Guidance for the full year dollar revenues is in line with current consensus, with a "small sequential increase in industry shipments in Q3".
Overnight, Apple, thought to be ARM's largest customer, also fell slightly short of analyst's consensus expectations for its fourth quarter projections. The California company revealed it sold 47.5m iPhones in the third quarter, up 35% on the same period last year but short of analysts’ expectations of 48.8m. IPad sales fell 18% to 10.9m, the sixth consecutive quarter of declines.
Apple guided towards revenues of between $49bn and $51bn in its fourth quarter, shy of the $51.1bn consensus forecast.

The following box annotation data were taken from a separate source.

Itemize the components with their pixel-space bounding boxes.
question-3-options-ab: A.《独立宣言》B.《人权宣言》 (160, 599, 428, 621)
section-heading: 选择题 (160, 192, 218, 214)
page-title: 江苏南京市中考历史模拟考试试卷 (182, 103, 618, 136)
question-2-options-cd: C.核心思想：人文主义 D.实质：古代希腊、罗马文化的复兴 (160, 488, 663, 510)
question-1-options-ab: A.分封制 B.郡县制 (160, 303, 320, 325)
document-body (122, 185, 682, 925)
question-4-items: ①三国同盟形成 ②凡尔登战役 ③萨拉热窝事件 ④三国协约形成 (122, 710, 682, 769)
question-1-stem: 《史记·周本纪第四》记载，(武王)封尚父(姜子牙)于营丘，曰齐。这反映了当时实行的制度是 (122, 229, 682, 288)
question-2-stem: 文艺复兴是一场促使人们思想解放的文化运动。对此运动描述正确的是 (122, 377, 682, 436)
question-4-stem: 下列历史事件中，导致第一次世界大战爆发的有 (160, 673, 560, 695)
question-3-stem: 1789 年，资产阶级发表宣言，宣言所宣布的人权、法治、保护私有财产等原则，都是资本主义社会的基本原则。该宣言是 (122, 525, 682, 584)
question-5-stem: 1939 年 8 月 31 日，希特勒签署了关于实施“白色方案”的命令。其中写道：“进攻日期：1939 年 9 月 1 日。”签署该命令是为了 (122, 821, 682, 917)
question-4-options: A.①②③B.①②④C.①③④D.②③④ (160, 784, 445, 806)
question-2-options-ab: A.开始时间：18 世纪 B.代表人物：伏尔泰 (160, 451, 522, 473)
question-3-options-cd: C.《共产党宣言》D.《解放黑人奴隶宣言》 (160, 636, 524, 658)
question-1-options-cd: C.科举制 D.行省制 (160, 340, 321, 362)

Analysts at RBC Capital Markets said ARM's dollar revenue and profits were in line, though forex rates impacted the company's sterling-reported numbers, with an actual USD/GBP rate of 1.56 compared to consensus expectations of 1.51.
With customers continuing the switchover to higher royalty rate v8 processor architecture in mobile and market share gains continuing outside mobile, RBS said "ARM should by definition continue to outperform the industry".
The Canadian bank said ARM's valuation "looks attractive" as a forward p/e ratio of 27.5 times is cheap versus its historical range of between 30 and 40 times.